This is not what Cook and Rossi are now saying. They are claiming in this 
so-called “mainstream physics” paper, that lithium + proton fusion to helium 
accounts for the gain. 

 

If neutrons were involved there would be neutron activation, a widely known 
phenomenon - not seen at Lugano.

 

It looks like they have backed themselves in a corner with bad science …

 

From: Axil Axil 

 

Ø  The amount of nickel Ni62 in the fuel load doubled from some unknown 
combination of lighter elements. 

 

… more likely, pure isotope was added, since a pure specimen turned up in the 
ash.

 

This fusion process should have released a huge amount of nuclear binding 
energy. It is possible that the only thing that lithium did was donate its 
neutron to the Nickel 58 to turn it into Nickel 62.

 

 

Jones Beene wrote:

-----Original Message-----

> The argument can be made that there was NEVER enough lithium present in the 
> Lugano reactor to provide the reported net energy gain (1.5 MW-hrs) over 32 
> hours- even if 100% of the lithium was consumed and converted into helium…

For the record - The total Lugano Fuel sample had a reported mass of 1 gram. 

Element % by Weight
Nickel 55.0
Iron 39.0
Aluminum 4.3
Lithium 1.1
Hydrogen (no Deuterium) 0.6
Total 100.0

Therefore, there was .011 grams of lithium at the start. The average mass of 
the lithium = 6.93 amu or 7 grams per mole = .0016 moles. If all of this 
lithium, 100%, had fused with protons, giving 17 MeV per fused lithium atom, 
then it would have been marginally sufficient to provide the energy reported 
(10^28 eV). That assumes that every atom has been consumed - and assuming that 
no energy was lost to x-ray radiation… BUT… 

…there was lots of lithium left over in the ash, so all of it could not have 
reacted and possibly as much as 90% of the bremsstrahlung should have been lost 
in an alumina reactor.

As for the argument that 8 MeV alpha particles produce bremsstrahlung which is 
mostly thermalized, consider the case of Uranium decay. 

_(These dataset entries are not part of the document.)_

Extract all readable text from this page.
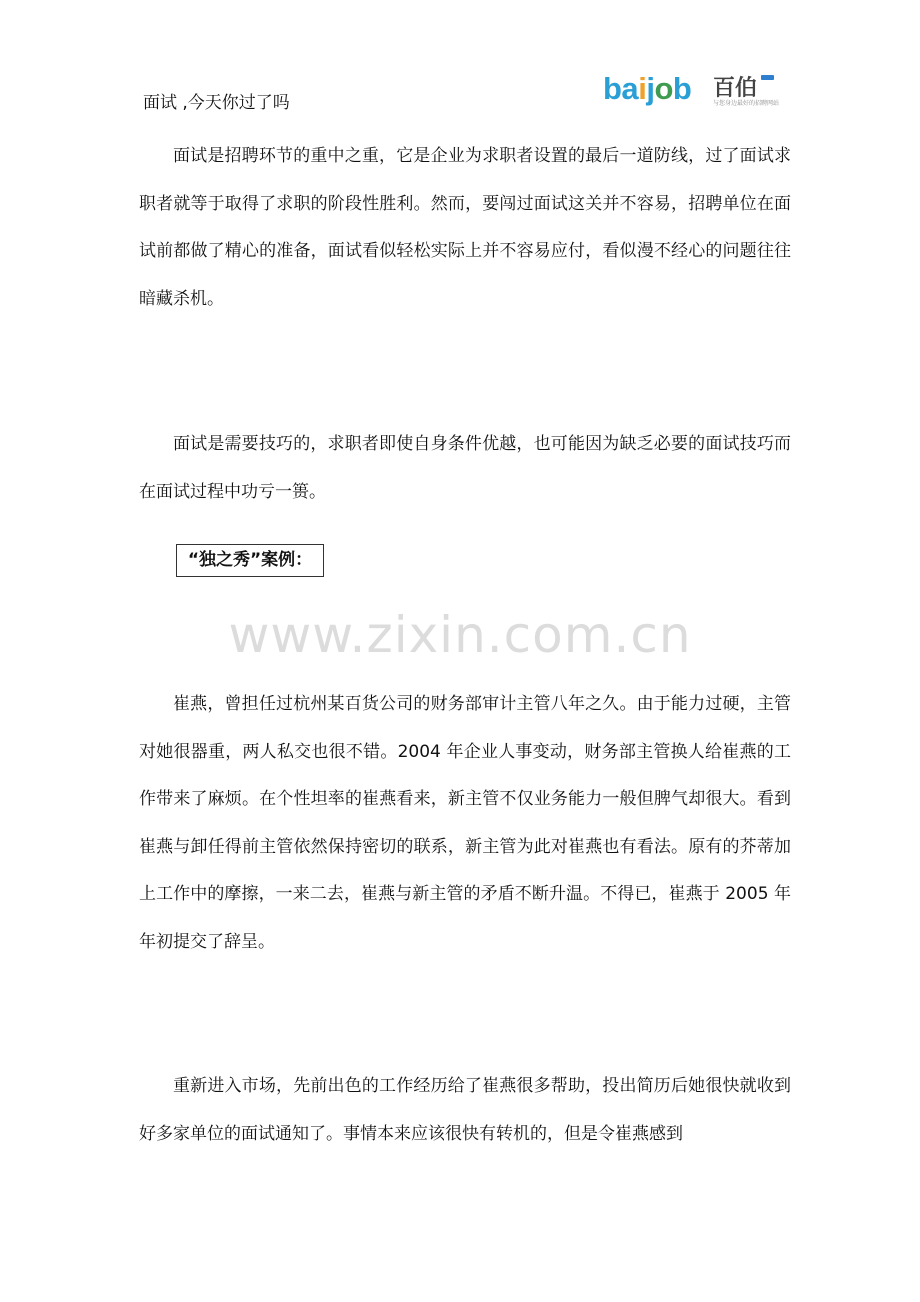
面试 ,今天你过了吗	baijob 百伯
与您身边最好的招聘网站

面试是招聘环节的重中之重，它是企业为求职者设置的最后一道防线，过了面试求职者就等于取得了求职的阶段性胜利。然而，要闯过面试这关并不容易，招聘单位在面试前都做了精心的准备，面试看似轻松实际上并不容易应付，看似漫不经心的问题往往暗藏杀机。

面试是需要技巧的，求职者即使自身条件优越，也可能因为缺乏必要的面试技巧而在面试过程中功亏一篑。

“独之秀”案例：
www.zixin.com.cn

崔燕，曾担任过杭州某百货公司的财务部审计主管八年之久。由于能力过硬，主管对她很器重，两人私交也很不错。2004 年企业人事变动，财务部主管换人给崔燕的工作带来了麻烦。在个性坦率的崔燕看来，新主管不仅业务能力一般但脾气却很大。看到崔燕与卸任得前主管依然保持密切的联系，新主管为此对崔燕也有看法。原有的芥蒂加上工作中的摩擦，一来二去，崔燕与新主管的矛盾不断升温。不得已，崔燕于 2005 年年初提交了辞呈。

重新进入市场，先前出色的工作经历给了崔燕很多帮助，投出简历后她很快就收到好多家单位的面试通知了。事情本来应该很快有转机的，但是令崔燕感到
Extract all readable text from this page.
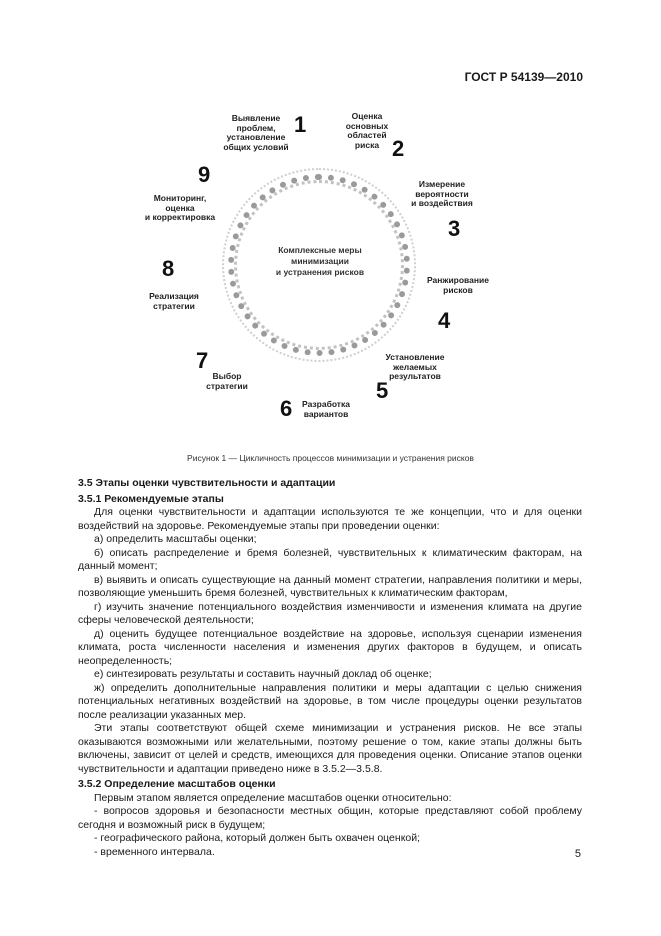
ГОСТ Р 54139—2010
Комплексные меры
минимизации
и устранения рисков
Выявление
проблем,
установление
общих условий
1	Оценка
основных
областей
риска 2
Измерение
вероятности
и воздействия
3
Ранжирование
рисков
4
Установление
желаемых
результатов
5
6	Разработка
вариантов
7
Выбор
стратегии
8
Реализация
стратегии
9
Мониторинг,
оценка
и корректировка
Рисунок 1 — Цикличность процессов минимизации и устранения рисков

3.5 Этапы оценки чувствительности и адаптации

3.5.1 Рекомендуемые этапы

Для оценки чувствительности и адаптации используются те же концепции, что и для оценки воздействий на здоровье. Рекомендуемые этапы при проведении оценки:

а) определить масштабы оценки;

б) описать распределение и бремя болезней, чувствительных к климатическим факторам, на данный момент;

в) выявить и описать существующие на данный момент стратегии, направления политики и меры, позволяющие уменьшить бремя болезней, чувствительных к климатическим факторам,

г) изучить значение потенциального воздействия изменчивости и изменения климата на другие сферы человеческой деятельности;

д) оценить будущее потенциальное воздействие на здоровье, используя сценарии изменения климата, роста численности населения и изменения других факторов в будущем, и описать неопределенность;

е) синтезировать результаты и составить научный доклад об оценке;

ж) определить дополнительные направления политики и меры адаптации с целью снижения потенциальных негативных воздействий на здоровье, в том числе процедуры оценки результатов после реализации указанных мер.

Эти этапы соответствуют общей схеме минимизации и устранения рисков. Не все этапы оказываются возможными или желательными, поэтому решение о том, какие этапы должны быть включены, зависит от целей и средств, имеющихся для проведения оценки. Описание этапов оценки чувствительности и адаптации приведено ниже в 3.5.2—3.5.8.

3.5.2 Определение масштабов оценки

Первым этапом является определение масштабов оценки относительно:

- вопросов здоровья и безопасности местных общин, которые представляют собой проблему сегодня и возможный риск в будущем;

- географического района, который должен быть охвачен оценкой;

- временного интервала.	5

U is an alpha emitter, where the alpha has an average kinetic energy of only 5 
MeV, yet this corresponds to a velocity which is 5% of the speed of light 
producing substantial radiation, and despite the extremely high ability of U to 
absorb such radiation – hundreds of times greater than alumina, most of it 
escapes - which is why even small pitchblende samples make the Geiger counter 
go wild. It is likely that only a few percent of 8 MeV alpha bremsstrahlung 
will be completely thermalized by alumina absorption, since alumina is fairly 
transparent to x-rays in this range. IOW most of that putative 8 MeV should be 
lost as x-rays and not recorded as heat.

In short, I am having a hard time imagining how Cook and Rossi can believe that 
lithium proton fusion is responsible for the energy gain – even if there is a 
spin mechanism which bypasses the problem of x-rays from bremsstrahlung.